Given how potentially dangerous it can be, it’s astonishing how weakly pornography is regulated across the Western world. It is even more astonishing considering the West’s supposed commitment to human rights. The porn industry is an unpleasant sector that often mistreats its workers. Innocents are dragged off the street with an offer of "modelling work" and then intimidated into more. Inevitably, rates of venereal disease are high. To quote one official report, “In September 2009, the Los Angeles County Department of Public Health reported 2,396 cases of Chlamydia, 1,389 cases of gonorrhea, and five syphilis cases among porn performers. It was also reported that Chlamydia and gonorrhea prevalence in porn performers is ten times higher than that of Los Angeles County 20-24 year olds and five times higher than that of one of Los Angeles County’s highest risk populations.”

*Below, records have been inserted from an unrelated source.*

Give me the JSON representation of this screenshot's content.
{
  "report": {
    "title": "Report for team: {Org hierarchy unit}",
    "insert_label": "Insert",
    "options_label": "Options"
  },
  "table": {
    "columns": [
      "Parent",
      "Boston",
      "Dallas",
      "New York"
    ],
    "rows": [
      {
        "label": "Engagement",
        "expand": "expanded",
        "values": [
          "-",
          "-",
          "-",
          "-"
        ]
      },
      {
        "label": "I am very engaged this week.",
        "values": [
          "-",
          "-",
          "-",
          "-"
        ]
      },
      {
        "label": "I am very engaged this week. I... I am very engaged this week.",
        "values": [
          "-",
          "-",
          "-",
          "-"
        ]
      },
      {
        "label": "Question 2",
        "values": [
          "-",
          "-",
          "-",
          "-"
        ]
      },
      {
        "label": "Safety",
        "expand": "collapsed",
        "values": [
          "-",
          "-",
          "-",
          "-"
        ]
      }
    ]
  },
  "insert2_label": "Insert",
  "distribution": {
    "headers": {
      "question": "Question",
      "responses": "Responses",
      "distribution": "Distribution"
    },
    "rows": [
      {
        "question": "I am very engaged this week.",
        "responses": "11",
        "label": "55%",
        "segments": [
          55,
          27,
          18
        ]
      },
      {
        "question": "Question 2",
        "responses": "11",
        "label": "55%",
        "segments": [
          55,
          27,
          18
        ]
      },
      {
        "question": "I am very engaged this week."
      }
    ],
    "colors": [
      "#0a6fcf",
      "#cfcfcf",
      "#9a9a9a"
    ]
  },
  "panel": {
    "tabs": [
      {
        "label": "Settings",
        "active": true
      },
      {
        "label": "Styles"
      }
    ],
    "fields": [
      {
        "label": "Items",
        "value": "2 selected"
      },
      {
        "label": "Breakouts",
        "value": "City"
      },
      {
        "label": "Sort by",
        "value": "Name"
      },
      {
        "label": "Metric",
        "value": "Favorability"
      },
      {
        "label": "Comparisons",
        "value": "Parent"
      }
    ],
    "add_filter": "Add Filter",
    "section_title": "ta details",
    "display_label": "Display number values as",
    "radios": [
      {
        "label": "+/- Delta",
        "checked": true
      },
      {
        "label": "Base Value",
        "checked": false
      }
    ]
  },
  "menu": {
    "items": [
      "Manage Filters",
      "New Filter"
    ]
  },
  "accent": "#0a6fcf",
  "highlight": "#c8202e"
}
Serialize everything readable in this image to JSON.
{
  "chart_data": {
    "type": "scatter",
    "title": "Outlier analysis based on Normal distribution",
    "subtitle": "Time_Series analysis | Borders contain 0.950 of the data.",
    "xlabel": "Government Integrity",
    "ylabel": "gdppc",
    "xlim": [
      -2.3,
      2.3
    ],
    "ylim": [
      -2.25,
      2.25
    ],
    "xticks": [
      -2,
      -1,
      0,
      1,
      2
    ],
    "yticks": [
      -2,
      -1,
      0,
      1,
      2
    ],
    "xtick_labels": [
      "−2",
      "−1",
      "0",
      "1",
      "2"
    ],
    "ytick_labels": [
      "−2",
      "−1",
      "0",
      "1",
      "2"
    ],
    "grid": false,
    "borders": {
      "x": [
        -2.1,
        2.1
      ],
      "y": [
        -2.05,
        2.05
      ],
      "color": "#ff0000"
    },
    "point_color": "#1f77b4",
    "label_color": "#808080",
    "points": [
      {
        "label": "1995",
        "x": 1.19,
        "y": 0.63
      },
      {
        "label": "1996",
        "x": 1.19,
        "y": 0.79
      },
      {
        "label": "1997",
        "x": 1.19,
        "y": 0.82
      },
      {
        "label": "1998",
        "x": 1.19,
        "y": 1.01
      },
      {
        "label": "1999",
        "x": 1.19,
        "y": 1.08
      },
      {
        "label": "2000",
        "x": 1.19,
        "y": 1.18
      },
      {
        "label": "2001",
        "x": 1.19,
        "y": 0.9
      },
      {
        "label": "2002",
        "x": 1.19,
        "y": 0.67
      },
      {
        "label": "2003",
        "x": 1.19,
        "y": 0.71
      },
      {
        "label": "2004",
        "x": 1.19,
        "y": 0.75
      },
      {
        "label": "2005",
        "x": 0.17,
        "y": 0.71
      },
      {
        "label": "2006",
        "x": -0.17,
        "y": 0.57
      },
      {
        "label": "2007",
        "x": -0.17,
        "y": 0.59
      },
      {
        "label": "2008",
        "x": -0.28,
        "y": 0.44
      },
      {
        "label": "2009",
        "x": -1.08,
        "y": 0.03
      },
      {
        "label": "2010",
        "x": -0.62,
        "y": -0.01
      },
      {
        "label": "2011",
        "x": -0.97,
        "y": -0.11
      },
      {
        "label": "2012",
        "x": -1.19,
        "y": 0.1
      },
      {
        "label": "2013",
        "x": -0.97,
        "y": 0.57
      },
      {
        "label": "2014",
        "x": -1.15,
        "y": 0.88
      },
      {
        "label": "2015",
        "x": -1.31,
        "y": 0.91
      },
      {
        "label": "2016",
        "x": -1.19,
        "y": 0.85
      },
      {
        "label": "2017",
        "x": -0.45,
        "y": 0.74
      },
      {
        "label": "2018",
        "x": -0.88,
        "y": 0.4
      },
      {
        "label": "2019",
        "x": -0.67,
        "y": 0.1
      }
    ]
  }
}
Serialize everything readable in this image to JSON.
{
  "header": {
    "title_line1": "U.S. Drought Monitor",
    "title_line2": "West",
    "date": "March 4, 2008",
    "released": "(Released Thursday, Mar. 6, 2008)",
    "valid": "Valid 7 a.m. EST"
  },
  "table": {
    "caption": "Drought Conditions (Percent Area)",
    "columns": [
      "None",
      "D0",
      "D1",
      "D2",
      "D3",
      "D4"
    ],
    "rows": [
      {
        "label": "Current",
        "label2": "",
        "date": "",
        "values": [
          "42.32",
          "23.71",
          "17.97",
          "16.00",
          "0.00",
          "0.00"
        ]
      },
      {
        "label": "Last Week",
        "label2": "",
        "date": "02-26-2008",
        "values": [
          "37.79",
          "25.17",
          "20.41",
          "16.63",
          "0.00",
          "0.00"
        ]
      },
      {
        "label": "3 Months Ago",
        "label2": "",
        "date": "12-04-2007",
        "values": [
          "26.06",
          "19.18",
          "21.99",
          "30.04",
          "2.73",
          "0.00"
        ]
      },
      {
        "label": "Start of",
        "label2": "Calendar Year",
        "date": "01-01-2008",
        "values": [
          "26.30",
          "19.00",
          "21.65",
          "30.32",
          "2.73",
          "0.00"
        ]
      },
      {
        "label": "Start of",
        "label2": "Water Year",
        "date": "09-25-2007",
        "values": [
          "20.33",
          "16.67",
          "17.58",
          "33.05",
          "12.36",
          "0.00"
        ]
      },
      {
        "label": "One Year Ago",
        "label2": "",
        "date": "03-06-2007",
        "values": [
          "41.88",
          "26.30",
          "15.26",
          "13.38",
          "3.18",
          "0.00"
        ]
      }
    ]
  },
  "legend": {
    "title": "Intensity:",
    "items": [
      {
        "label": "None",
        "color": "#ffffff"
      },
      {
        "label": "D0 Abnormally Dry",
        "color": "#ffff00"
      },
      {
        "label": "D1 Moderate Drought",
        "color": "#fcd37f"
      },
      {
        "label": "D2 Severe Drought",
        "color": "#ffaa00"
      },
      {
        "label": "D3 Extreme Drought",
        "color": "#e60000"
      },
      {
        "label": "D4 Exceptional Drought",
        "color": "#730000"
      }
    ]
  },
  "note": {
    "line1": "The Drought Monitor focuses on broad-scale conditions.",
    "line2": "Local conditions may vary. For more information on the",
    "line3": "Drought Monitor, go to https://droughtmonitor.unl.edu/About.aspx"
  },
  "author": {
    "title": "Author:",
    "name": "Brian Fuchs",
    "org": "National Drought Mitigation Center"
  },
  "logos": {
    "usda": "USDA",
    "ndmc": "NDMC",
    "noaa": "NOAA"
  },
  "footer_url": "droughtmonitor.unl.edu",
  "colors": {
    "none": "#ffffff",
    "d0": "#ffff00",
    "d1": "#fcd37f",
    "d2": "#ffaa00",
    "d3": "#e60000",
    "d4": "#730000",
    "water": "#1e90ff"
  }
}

On an existential level, pornography objectifies human beings, reducing them to the status of commodities. There is no need to engage with them as real people because the sexual stimulus is entirely one sided. This encourages the viewer to regard the subject as less than human. Of course, all of us like to be objectified on some level – to be told that we are handsome or pretty. But for us to benefit, we have to have some degree of personal exchange with the spectator. Pornography lends distance and alienation.
That objectification has lethal consequences. Porn addiction is a common trait among serial killers. The murderer Ted Bundy detailed his experiences thus: “I would keep looking for more explicit, more graphic kinds of materials … until you reach the point where the pornography only goes so far. You reach that jumping-off point where you begin to wonder if maybe actually doing it will give you that which is beyond just reading about it or looking at it.” This is not to suggest that pornography conditions the madman’s mind. But, as with latent pedophilia, it normalizes and feeds perverse desires. It reduces humanity to fresh meat. It becomes easy to disassociate sex from mutual pleasure, violence from pain.
The profusion of legalized porn reflects so many paradoxes about 21st century society. We are supposedly an epoch that respects the personhood of women, and yet we objectify them. Gays are trying to build stable families, and yet they are ghettoized by a culture that stresses fetish and permissiveness. We assiduously protect the virginity of children, but we take away their emotional innocence as soon as possible. Most bizarrely of all, we have a conservative movement that prioritizes the freedoms of business over the health of society as a whole. Give me a conservative presidential candidate who values the souls of the vulnerable over the bottom dollar and there you will find my vote.